In Defense of Empire: Habsburg Sociology and the European Nation-State, 1870-1920
This dissertation asks how Europe’s multinational states legitimized themselves in the face of new, nation-based theories of sovereignty around the turn of the twentieth century. It answers this question by analyzing the production, reception, and circulation of the concept of “empire” in and between Central and Eastern Europe, and between the European continent and European colonies. It argues that a binary distinction between “modern,” unitary, mononational states and backward, decentralized, multinational “empires” emerged in the middle of the nineteenth century among European nationalist jurists, who used these paired concepts to justify both ethnonational homogenization and overseas expansion. It also shows that Habsburg subjects in linguistically and religiously diverse regions of the Dual Monarchy, and especially Hapsburg Jews, successfully challenged this discursive construction of multinational states as abnormal, archaic, and “imperial.” The redefinition of Austria as an “empire,” that is, an association of nations with historic rights to territory, posed challenges that could only be overcome, scholars from the Monarchy realized, by replacing the dichotomy of nation and empire with a new set of legal, political, and sociological concepts. Social analysis of the state provided, they believed, the means by which to produce these new concepts. A century before the “imperial turn” of the late twentieth and early twenty-first centuries, legal scholars from Habsburg Austria turned to the sociology of the state and articulated an influential, if now forgotten, critique of the increasingly hegemonic nationalist legal principles that both undergirded European imperial projects and threatened the continued existence of pluralistic multinational states.

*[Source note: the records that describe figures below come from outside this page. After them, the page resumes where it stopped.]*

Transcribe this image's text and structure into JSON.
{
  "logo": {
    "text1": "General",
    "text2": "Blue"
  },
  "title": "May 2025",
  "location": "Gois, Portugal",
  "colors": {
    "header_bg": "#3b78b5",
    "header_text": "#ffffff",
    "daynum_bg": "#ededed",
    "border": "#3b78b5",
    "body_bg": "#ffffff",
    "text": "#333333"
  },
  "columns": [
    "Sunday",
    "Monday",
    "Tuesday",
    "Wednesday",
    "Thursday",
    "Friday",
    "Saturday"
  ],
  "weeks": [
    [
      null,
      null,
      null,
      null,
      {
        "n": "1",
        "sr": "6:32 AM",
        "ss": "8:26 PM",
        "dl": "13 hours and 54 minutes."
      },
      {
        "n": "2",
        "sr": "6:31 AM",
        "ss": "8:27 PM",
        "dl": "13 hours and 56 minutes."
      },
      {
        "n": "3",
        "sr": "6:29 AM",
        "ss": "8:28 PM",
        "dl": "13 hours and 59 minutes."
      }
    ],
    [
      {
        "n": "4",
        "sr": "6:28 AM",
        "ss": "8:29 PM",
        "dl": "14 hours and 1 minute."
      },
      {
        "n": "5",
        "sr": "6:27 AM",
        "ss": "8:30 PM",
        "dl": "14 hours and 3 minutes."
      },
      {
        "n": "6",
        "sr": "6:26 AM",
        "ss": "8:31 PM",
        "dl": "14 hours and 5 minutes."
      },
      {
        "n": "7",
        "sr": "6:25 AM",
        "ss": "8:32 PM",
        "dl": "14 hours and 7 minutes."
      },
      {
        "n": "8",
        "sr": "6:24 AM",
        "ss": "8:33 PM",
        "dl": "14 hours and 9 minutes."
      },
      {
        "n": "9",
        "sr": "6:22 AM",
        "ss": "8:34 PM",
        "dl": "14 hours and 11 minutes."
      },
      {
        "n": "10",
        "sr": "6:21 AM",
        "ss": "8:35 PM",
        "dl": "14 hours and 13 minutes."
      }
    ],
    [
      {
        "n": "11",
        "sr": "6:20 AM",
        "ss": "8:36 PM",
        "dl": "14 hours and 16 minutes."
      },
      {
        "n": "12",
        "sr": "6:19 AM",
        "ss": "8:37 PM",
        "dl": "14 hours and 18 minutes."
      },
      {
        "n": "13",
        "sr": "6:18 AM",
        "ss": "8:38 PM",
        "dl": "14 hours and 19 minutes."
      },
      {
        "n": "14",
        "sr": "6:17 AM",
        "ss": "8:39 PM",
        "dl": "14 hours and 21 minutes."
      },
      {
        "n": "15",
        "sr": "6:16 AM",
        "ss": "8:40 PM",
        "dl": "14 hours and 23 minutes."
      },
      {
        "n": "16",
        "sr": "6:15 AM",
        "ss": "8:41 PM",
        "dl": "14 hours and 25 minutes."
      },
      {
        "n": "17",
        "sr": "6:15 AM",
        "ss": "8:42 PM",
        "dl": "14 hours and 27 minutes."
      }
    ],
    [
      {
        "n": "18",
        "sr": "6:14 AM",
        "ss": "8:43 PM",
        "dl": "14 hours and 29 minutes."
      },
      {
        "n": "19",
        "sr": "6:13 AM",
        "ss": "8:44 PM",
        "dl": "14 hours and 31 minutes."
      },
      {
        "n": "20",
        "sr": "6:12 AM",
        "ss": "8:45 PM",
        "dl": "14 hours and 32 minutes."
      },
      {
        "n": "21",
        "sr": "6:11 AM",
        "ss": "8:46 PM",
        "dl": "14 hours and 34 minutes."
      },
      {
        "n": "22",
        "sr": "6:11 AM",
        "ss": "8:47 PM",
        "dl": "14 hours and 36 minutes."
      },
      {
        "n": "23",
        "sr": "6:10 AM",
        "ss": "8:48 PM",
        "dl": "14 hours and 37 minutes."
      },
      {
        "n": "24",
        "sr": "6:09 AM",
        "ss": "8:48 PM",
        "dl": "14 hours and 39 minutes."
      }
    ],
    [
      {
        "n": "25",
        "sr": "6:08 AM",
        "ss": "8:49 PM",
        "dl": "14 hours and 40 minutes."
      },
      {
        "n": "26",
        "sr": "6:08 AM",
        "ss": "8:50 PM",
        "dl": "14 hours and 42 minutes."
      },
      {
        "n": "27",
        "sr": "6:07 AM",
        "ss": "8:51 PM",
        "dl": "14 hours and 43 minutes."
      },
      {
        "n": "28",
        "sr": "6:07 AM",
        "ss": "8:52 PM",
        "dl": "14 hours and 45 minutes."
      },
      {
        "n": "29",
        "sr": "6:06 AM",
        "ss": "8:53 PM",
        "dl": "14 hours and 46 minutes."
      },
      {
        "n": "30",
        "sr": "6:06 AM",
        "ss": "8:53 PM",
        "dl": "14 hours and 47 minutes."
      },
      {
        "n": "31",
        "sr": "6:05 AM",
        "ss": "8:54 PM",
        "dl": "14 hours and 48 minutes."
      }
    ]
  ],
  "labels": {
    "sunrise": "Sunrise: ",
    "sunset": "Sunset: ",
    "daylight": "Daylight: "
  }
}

Identifying the major figures and institutions involved in the elaboration of this critique, this dissertation reveals an alternative to Britain, France, and Germany’s national-imperial sociologies and a distinct tradition of international law. Members of this alternative school reconfigured “society” as a transnational category of analysis and the state as a space of competition and negotiation between interest groups. They also highlighted the processes of internal colonization that produced supposed nation-states and drew attention to the hazy boundary between the European metropole and colony. Some even questioned the distinction between “multiracial” Western European and “multinational” Eastern European states and the reality of the nation as a transhistorical entity. The Bukovinian-Jewish sociologist of law Eugen Ehrlich, for example, reframed international law as an already-existing global network of transborder normative communities and legal pluralism as a fundamental element of, rather than hindrance to, political modernization, while the Galician-Jewish sociologist Ludwig Gumplowicz advanced the thesis that the origin of states, including supposed nation-states, lay in foreign conquest and imperial expansion, rather than in the organic growth of pre-existing ethnic units. These jurists-turned-sociologists were enthusiastically received by scholars in other ethnolinguistically diverse and stratified regions of the European periphery, such as by Manuel González Prada in Peru and Benoy Kumar Sarkar in Bengal, who creatively adapted Habsburg critiques of the European nation-state to their own political needs.
By offering a transnational legal and intellectual history of “empire” and its contested transition from a discursive to an analytical category, this dissertation contributes to larger debates about the viability of Europe’s multinational monarchies, the roots of twentieth-century federalism and internationalism, and the relationship between the social sciences, nationalism, and imperialism. It bridges the divide between two transformational moments in twentieth-century global history: the partial, though, to many, deeply significant, nationalization of European empires before 1918 and the frustrated efforts of anticolonial leaders to construct multiracial, democratic European empires in the era after 1945. Methodologically, my research challenges historians to look beyond more familiar intra-imperial and inter-colonial networks of exchange, to reconsider our use of “empire” and “nation-state” as units of comparative historical analysis, and to break down the artificial distinction between “Europe” and non-Europe that was drawn by nationalist social scientists in the late nineteenth century. Most significantly, it compels us to see methodological nationalism as a geographically and temporally limited phenomenon whose rise to dominance in the twentieth century was resisted by both European and non-European actors.